No, I quoted you. I don’t see why the U.K. should be variant central when other local countries are far more open than we are.
My point was about the rates of infection going through the roof in the UK, and we are about to drop all internal restrictions, including bloody masks, and let it rip. The more virus circulating, the bigger the chance of another mutation, and another unpleasant variant for us to export, but that's a problem for other countries if they want to let travellers from the UK in.
I am fairly relaxed about the opening up to certain countries by making it easier for travel & return to the UK, if they have lower infection rates, whilst keeping a tight lock on 'red list' countries, because as you say, it has to happen at some point.
Germany closed the doors to us until last week cos of Delta Variant; for every positive Covid test we had we test 50% for variants, Germany test less than 2%. Once they actually started looking they saw it was everywhere, which is why they no longer view it as a danger.
Yes, I am aware of that, and whilst Delta is already there, it hasn't taken off like it has here yet, considering we are averaging around 30k new cases a day, and they are only on around 700, with a larger population.

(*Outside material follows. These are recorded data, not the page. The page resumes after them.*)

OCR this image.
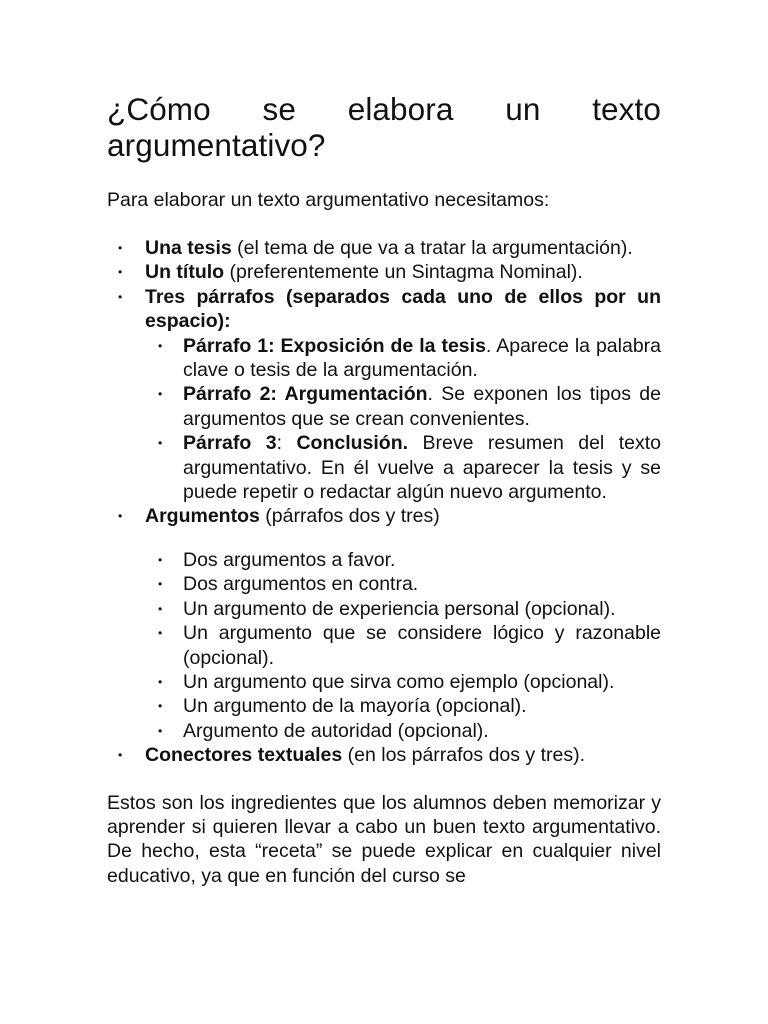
¿Cómo se elabora un texto
argumentativo?

Para elaborar un texto argumentativo necesitamos:

• Una tesis (el tema de que va a tratar la argumentación).
• Un título (preferentemente un Sintagma Nominal).
• Tres párrafos (separados cada uno de ellos por un espacio):
• Párrafo 1: Exposición de la tesis. Aparece la palabra clave o tesis de la argumentación.
• Párrafo 2: Argumentación. Se exponen los tipos de argumentos que se crean convenientes.
• Párrafo 3: Conclusión. Breve resumen del texto argumentativo. En él vuelve a aparecer la tesis y se puede repetir o redactar algún nuevo argumento.
• Argumentos (párrafos dos y tres)
• Dos argumentos a favor.
• Dos argumentos en contra.
• Un argumento de experiencia personal (opcional).
• Un argumento que se considere lógico y razonable (opcional).
• Un argumento que sirva como ejemplo (opcional).
• Un argumento de la mayoría (opcional).
• Argumento de autoridad (opcional).
• Conectores textuales (en los párrafos dos y tres).

Estos son los ingredientes que los alumnos deben memorizar y aprender si quieren llevar a cabo un buen texto argumentativo. De hecho, esta “receta” se puede explicar en cualquier nivel educativo, ya que en función del curso se
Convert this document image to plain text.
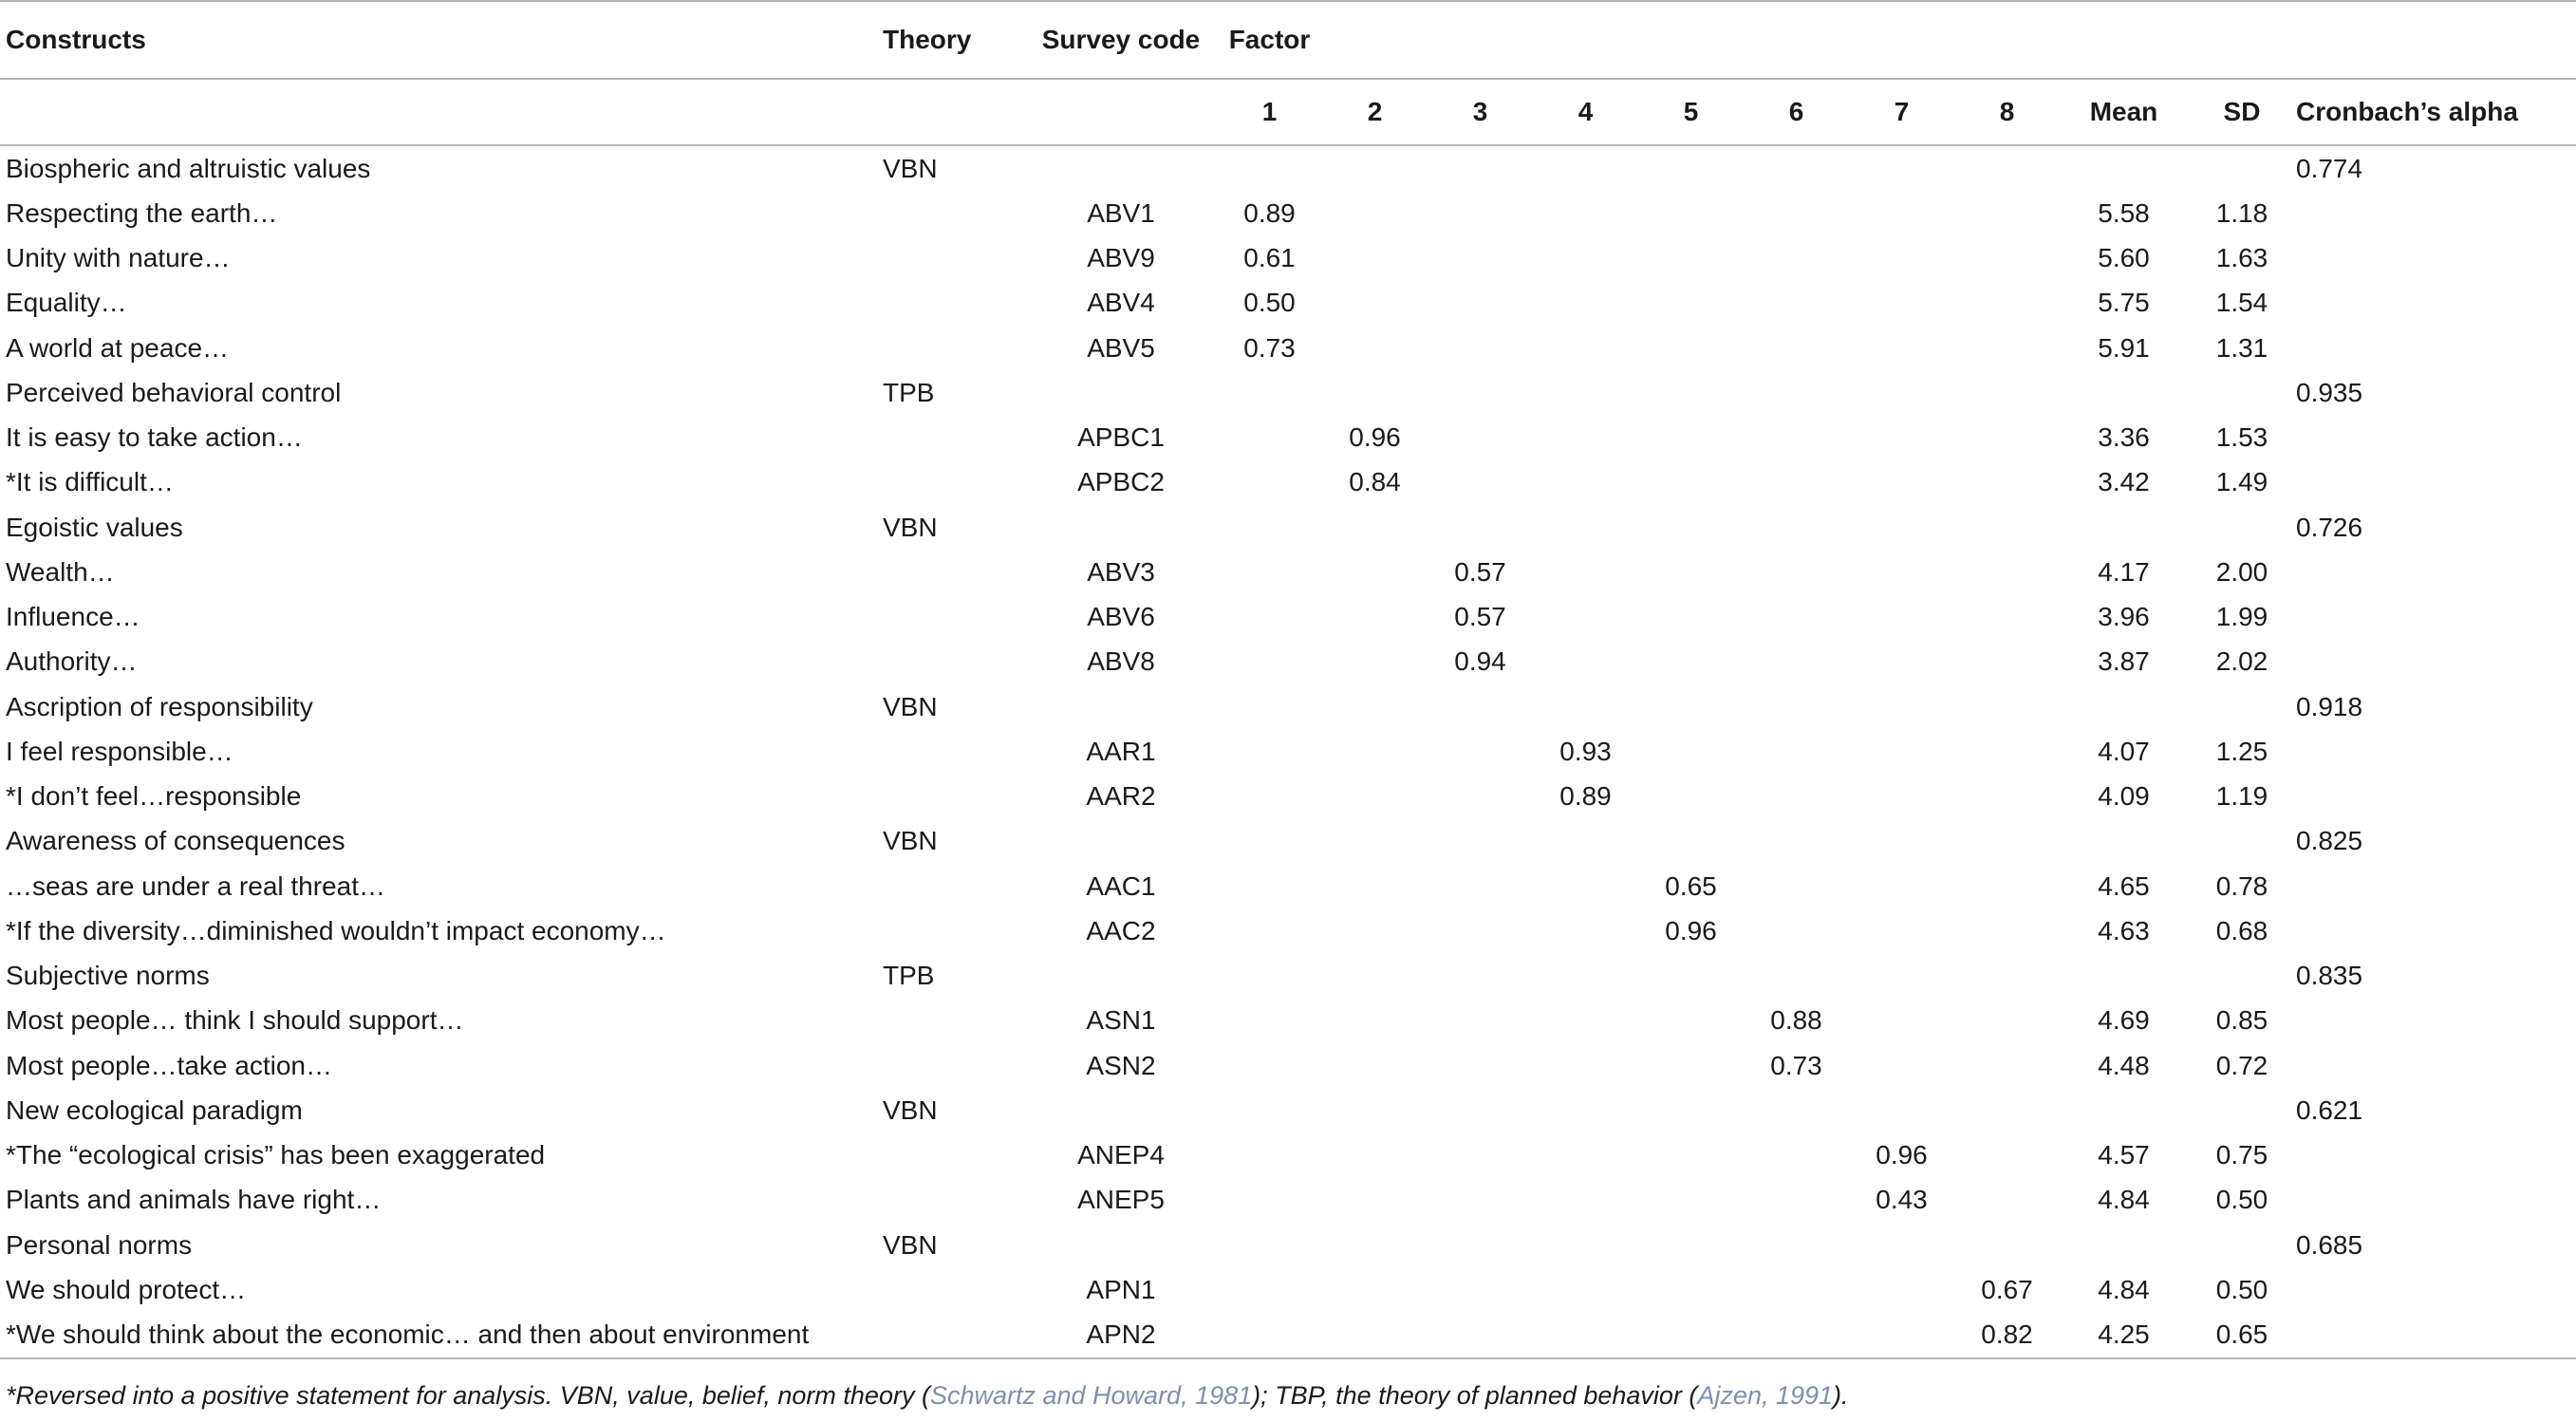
Constructs	Theory	Survey code	Factor										
			1	2	3	4	5	6	7	8	Mean	SD	Cronbach’s alpha
Biospheric and altruistic values	VBN												0.774
Respecting the earth…		ABV1	0.89								5.58	1.18	
Unity with nature…		ABV9	0.61								5.60	1.63	
Equality…		ABV4	0.50								5.75	1.54	
A world at peace…		ABV5	0.73								5.91	1.31	
Perceived behavioral control	TPB												0.935
It is easy to take action…		APBC1		0.96							3.36	1.53	
*It is difficult…		APBC2		0.84							3.42	1.49	
Egoistic values	VBN												0.726
Wealth…		ABV3			0.57						4.17	2.00	
Influence…		ABV6			0.57						3.96	1.99	
Authority…		ABV8			0.94						3.87	2.02	
Ascription of responsibility	VBN												0.918
I feel responsible…		AAR1				0.93					4.07	1.25	
*I don’t feel…responsible		AAR2				0.89					4.09	1.19	
Awareness of consequences	VBN												0.825
…seas are under a real threat…		AAC1					0.65				4.65	0.78	
*If the diversity…diminished wouldn’t impact economy…		AAC2					0.96				4.63	0.68	
Subjective norms	TPB												0.835
Most people… think I should support…		ASN1						0.88			4.69	0.85	
Most people…take action…		ASN2						0.73			4.48	0.72	
New ecological paradigm	VBN												0.621
*The “ecological crisis” has been exaggerated		ANEP4							0.96		4.57	0.75	
Plants and animals have right…		ANEP5							0.43		4.84	0.50	
Personal norms	VBN												0.685
We should protect…		APN1								0.67	4.84	0.50	
*We should think about the economic… and then about environment		APN2								0.82	4.25	0.65	
*Reversed into a positive statement for analysis. VBN, value, belief, norm theory (Schwartz and Howard, 1981); TBP, the theory of planned behavior (Ajzen, 1991).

So, they still rightly consider us an ‘high-incidence area’, and you still need a negative COVID-19 test result, proof of a full COVID-19 vaccination or proof of recovery from an infection to avoid quarantine, so that massively reduces the risk of a UK traveller bringing in more of the Delta variant and acting as a super spreader. But, they are still taking a gamble.
The U.K., India and South Africa test a huge percentage of positive cases for variants and guess what, they get to see them first, then get blamed for them.
I am not convinced it as clear cut as that, sure the UK leads the world in genomic sequencing, and it's possible that is why we picked up on the Kent variant first, but it's highly likely it did mutant here, because we saw the massive uptick in cases before any other other country, then it started to be picked-up elsewhere, followed by them seeing the massive uptick in overall cases.
In fact, India does very little genomic sequencing*, and indeed very little general testing, running at under one tenth of the UK, yet they still spotted the Delta amongst a massive uptick in cases, before it then got picked-up elsewhere, resulting in massive uptick in overall cases in those countries.
* India has sequenced 11,047 of the 1.4 million samples sequenced worldwide.
The bottom line remains, the more virus circulating, the greater the chances of it mutating into a more troublesome variant, it's basic maths.